Segnali incoraggianti. Se li aspettava?

«Sono rimasto colpito dai giovani. Hanno dato prova di un senso di appartenenza e di un amore per il paese forse sottovalutato. Sempre il sorriso sulle labbra, senza mai lamentarsi. Alcuni hanno perso tutto, ma lavorano per ricostruire il paese. Ammirevoli anche i tanti venuti da fuori».

 

Cosa sta rivelando l’alluvione ai vernazzesi?

«Eravamo un paese ricco e appetibile, ma erano stati commessi errori che vanno eliminati».

 

Quali, signor sindaco?

«Dobbiamo diventare una comunità più sostenibile e meno assorbita dagli affari. Questo è emerso in un’assemblea pubblica da parte dei giovani e degli amministratori».

 

Cosa intende per comunità sostenibile?

«Significa riscoprire il senso di appartenenza, essere attenti al patrimonio naturale che ci circonda, reinvestire sul territorio le risorse che arrivano dal turismo, incentivare la custodia e la coltivazione dei terreni per evitare il degrado, valorizzare la tipicità di coltivazioni e prodotti. Non basta più che ciascuno faccia soldi, ma pubblico e privato devono investire per preservare questo paesaggio. Il territorio ci ha inviato segnali molto chiari con l’alluvione. Le Cinque Terre sono fragili, se l’uomo non se ne prende cura non tengono».

 

Vernazza come si appresta a vivere il Natale?

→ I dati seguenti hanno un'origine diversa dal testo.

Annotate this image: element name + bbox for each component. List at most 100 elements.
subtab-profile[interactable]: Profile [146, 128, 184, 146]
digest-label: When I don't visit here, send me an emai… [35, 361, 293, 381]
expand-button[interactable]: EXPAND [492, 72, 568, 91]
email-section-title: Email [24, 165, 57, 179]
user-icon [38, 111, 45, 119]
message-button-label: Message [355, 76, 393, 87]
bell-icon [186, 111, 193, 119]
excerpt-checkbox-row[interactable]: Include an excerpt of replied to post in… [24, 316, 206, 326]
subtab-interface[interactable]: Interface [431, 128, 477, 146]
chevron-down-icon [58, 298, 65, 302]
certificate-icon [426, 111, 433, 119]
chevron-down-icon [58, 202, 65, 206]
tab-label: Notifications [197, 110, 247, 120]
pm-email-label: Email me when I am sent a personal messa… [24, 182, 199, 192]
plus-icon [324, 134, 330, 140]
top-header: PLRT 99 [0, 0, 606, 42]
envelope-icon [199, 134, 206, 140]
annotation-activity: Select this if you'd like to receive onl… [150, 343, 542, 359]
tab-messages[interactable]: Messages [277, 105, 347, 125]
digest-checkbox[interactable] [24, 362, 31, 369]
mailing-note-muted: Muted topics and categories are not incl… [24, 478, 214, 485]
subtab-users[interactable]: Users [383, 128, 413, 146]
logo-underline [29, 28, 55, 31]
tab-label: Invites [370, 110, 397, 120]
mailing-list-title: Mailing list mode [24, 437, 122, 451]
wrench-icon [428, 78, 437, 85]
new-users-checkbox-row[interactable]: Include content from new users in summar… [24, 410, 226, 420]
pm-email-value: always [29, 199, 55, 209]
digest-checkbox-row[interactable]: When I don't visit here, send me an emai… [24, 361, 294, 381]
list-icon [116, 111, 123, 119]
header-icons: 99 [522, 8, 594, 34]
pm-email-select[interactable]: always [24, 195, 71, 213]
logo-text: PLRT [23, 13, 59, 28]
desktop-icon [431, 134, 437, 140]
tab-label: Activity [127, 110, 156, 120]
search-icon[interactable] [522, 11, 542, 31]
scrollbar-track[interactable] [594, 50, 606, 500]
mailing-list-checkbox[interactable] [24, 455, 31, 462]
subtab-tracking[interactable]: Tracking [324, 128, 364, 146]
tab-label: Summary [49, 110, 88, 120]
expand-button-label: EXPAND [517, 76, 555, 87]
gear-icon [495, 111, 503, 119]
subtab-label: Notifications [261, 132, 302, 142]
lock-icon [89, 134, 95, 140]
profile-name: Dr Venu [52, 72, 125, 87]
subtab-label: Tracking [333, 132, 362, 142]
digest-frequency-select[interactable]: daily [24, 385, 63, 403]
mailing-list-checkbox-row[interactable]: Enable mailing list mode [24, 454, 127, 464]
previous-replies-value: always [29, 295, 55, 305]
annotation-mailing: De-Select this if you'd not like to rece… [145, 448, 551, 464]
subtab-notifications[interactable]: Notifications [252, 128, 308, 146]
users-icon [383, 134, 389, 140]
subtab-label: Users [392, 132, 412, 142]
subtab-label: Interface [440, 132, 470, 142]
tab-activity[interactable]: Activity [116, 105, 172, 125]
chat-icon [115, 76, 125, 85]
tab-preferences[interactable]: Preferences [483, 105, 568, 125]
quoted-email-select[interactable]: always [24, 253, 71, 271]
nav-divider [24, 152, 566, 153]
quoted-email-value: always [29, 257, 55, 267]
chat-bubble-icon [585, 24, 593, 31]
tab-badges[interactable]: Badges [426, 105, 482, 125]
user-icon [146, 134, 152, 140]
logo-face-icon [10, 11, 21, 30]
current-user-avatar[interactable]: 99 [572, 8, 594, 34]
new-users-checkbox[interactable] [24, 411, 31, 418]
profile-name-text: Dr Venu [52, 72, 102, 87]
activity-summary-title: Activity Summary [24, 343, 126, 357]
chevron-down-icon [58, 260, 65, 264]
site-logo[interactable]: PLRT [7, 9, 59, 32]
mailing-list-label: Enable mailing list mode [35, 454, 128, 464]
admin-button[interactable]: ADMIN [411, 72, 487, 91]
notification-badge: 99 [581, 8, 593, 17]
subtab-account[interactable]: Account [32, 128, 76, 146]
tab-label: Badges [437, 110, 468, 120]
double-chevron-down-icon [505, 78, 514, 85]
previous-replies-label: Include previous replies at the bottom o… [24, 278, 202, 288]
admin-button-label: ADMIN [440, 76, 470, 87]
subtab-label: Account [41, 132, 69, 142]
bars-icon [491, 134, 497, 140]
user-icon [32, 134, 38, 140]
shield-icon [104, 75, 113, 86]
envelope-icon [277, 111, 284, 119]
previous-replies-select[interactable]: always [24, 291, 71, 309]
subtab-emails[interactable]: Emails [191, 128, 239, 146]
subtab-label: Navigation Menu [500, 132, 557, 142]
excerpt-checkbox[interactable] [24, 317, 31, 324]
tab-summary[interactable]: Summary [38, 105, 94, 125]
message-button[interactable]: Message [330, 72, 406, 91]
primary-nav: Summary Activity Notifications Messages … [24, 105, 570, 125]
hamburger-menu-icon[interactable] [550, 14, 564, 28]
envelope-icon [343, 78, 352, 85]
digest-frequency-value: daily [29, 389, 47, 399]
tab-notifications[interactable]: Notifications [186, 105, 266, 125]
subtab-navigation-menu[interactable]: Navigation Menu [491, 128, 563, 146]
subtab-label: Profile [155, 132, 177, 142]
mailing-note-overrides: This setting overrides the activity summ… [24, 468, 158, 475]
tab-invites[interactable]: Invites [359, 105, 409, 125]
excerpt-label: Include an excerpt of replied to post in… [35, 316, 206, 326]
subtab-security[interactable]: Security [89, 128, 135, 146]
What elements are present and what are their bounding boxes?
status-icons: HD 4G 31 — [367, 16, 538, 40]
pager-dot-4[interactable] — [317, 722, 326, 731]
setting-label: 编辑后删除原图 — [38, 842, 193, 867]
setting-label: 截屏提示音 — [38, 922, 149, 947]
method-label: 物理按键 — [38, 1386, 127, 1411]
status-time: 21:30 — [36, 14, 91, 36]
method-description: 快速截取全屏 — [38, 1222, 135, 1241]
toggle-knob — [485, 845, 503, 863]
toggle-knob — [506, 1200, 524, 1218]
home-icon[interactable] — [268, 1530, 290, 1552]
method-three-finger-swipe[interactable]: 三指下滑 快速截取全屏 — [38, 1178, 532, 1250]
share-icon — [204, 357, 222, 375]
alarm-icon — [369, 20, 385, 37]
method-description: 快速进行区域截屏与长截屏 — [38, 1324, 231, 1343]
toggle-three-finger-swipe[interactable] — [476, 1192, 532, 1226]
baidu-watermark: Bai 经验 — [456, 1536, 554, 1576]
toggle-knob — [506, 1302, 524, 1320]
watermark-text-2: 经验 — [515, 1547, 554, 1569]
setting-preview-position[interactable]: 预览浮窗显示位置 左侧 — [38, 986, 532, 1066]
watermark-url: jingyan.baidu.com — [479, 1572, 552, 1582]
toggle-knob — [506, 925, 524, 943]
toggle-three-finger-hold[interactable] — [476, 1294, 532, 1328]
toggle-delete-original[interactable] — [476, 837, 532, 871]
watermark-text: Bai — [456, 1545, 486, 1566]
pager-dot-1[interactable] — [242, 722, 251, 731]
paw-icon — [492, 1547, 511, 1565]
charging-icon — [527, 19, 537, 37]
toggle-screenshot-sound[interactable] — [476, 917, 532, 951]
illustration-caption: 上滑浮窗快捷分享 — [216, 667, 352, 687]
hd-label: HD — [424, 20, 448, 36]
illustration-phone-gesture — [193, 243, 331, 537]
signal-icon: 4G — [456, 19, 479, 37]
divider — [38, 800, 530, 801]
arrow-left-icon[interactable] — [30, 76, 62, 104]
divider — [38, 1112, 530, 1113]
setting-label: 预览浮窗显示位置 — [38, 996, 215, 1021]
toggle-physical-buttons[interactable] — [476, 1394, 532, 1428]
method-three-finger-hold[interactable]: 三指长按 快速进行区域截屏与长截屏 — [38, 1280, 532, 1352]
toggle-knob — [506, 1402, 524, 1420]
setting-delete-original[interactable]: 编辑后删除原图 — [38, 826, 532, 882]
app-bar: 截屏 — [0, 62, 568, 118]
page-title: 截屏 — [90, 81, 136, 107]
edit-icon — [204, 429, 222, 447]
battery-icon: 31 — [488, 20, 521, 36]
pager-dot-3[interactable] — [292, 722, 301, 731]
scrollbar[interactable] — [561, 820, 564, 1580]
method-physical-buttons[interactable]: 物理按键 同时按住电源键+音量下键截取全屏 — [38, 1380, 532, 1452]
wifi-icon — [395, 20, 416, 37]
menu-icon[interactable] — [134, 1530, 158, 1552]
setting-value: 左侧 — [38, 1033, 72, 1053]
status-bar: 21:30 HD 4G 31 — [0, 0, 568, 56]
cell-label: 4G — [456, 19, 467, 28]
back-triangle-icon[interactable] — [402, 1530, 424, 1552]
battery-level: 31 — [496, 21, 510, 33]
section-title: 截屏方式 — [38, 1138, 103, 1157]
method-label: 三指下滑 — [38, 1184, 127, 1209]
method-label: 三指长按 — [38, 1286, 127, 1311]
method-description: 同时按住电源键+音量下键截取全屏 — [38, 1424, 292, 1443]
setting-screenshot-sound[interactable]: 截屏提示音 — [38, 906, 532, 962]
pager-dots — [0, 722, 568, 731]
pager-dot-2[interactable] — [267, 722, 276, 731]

«Lo vivremo in maniera partecipata. Faremo rientrare la popolazione, se il tempo lo consente, pur con la tristezza di non poter accogliere tutti quanti. Cena prenatalizia nel tendone, alberi addobbati lungo le vie, doni ai bambini, che in queste settimane ci sono mancati. Sarà un Natale diverso, più vissuto e meno consumistico, più autentico perché abbiamo capito ciò che vale».

 

E per il sindaco che Natale sarà?

«Per me è sempre una festa particolare. Faccio in modo che i turni in ferrovia mi permettano di viverlo in famiglia. Le enormi difficoltà di questo periodo mi portano però a dire che forse sarà il mio primo vero Natale».